My self outside the pod is strapped on a couch in a shiny transparent bubble. His steel-blue eyes widen frantically as I appear. I remember that he will soon be flushed away. The microbots are oozing over his skin already, like a grey sweat, beginning the reclamation. 

He speaks. “Listen. Focus. We’re on an interstellar seed ship, damaged by radiation from a supernova. The ship’s AI got fried. The ship was in early stages of growing from interstellar gas and dust. It had also just started cloning a crew from stored DNA. I, you were the first crewmember being cloned when the AI died. The system’s now on auto-function, stuck in a loop, re-cloning you, me, over and over. I wake up, just before you – the new me – leaves the pod. Then the ship tells me all this, but it doesn’t put it in your memory. It’s all part of the malfunction.”

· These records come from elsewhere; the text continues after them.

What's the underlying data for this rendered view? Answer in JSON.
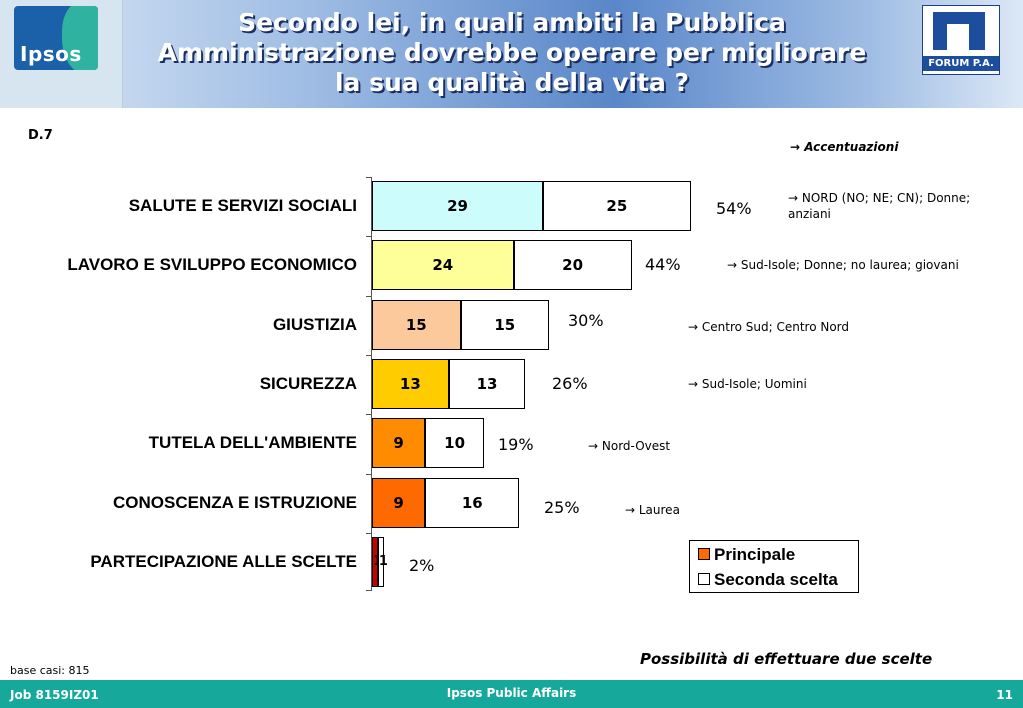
{
  "header": {
    "title_lines": [
      "Secondo lei, in quali ambiti la Pubblica",
      "Amministrazione dovrebbe operare per migliorare",
      "la sua qualità della vita ?"
    ],
    "logo_left_text": "Ipsos",
    "logo_right_text": "FORUM P.A."
  },
  "question_code": "D.7",
  "accentuations_title": "→ Accentuazioni",
  "chart_data": {
    "type": "bar",
    "orientation": "horizontal",
    "stacked": true,
    "categories": [
      "SALUTE E SERVIZI SOCIALI",
      "LAVORO E SVILUPPO ECONOMICO",
      "GIUSTIZIA",
      "SICUREZZA",
      "TUTELA DELL'AMBIENTE",
      "CONOSCENZA E ISTRUZIONE",
      "PARTECIPAZIONE ALLE SCELTE"
    ],
    "series": [
      {
        "name": "Principale",
        "values": [
          29,
          24,
          15,
          13,
          9,
          9,
          1
        ],
        "colors": [
          "#ccfcfc",
          "#ffff99",
          "#fcc99d",
          "#ffcc00",
          "#ff8c00",
          "#ff6a00",
          "#cc0000"
        ]
      },
      {
        "name": "Seconda scelta",
        "values": [
          25,
          20,
          15,
          13,
          10,
          16,
          1
        ],
        "color": "#ffffff"
      }
    ],
    "totals": [
      "54%",
      "44%",
      "30%",
      "26%",
      "19%",
      "25%",
      "2%"
    ],
    "accentuations": [
      "→ NORD (NO; NE; CN); Donne; anziani",
      "→ Sud-Isole; Donne; no laurea; giovani",
      "→ Centro Sud; Centro Nord",
      "→ Sud-Isole; Uomini",
      "→ Nord-Ovest",
      "→ Laurea",
      ""
    ],
    "legend": [
      "Principale",
      "Seconda scelta"
    ],
    "legend_placement": "bottom-right",
    "grid": false
  },
  "note": "Possibilità di effettuare due scelte",
  "base": "base casi: 815",
  "footer": {
    "left": "Job 8159IZ01",
    "center": "Ipsos Public Affairs",
    "right": "11"
  }
}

“Yes,” I say, “I remember now. You always tell me this. The ship was still small when it got zapped. So when the new clone emerges, the ship scours away the old one, because it can keep only one of us alive.”

“Right. Good. Concentrate on threads of reality. Find a way out. Don’t go back to the island. It’s only a simulation, computational. The ship scoops up enough gas and dust to keep this insane cycle going indefinitely. We could’ve been flying through space like this for thousands, maybe millions of years. We’ve got to stop it.”

“Who’re the people on the island then?”

“They’re computational. Pseudo-realities. Real personalities stored in the ship’s database. But focus. Damn it. That’s irrelevant.” The self in the bubble is now slick with bots, eating away at him. He grimaces and screams and pulls against the straps.

“I’m counting on you!”

He howls. Then his skull caves in, and he’s silent. I’m glad the experience of dissolving is never transferred into my memories. It’s bad enough to remember watching it. Once fully liquefied, his remains, along with the bots, are drained from the bubble. 

After suction and a drying blast of air, the bubble opens. There is nowhere else to go, nothing else to do. For sustenance, I lie down on the form-fitted bed. The device straps me in and penetrates me with tubes and needles. It’s rough, but, when the narcotics kick in, I don’t mind. I’ll have to struggle against the drugs to figure out how to disable all this. 

The bubble begins to play sounds of rustling palm leaves, crashing waves, and the cries of sea birds. I yearn for the island. What can I do without ship AI? If I break the cycle of re-cloning, I’m trapped in an interstellar coffin. I’ll die for real. 

Maybe it’s external reality that’s irrelevant. Except for the regular horror of waking up to watch a used-up version of myself wash away like dirt, I can live on my tropical island.  

I feel the bubble’s automatic software probe my thoughts, looking for guidance. 

I request more drug enhancements and a trip back to paradise. 

#

My favorite lover, with cat-like eyes and purple skin, is cradling me in her arms. 

“Welcome back,” she purrs.

Like always.

 

 

This story was short-listed for a sci-fi contest and published on line at Brilliant Flash Fiction in January 2016.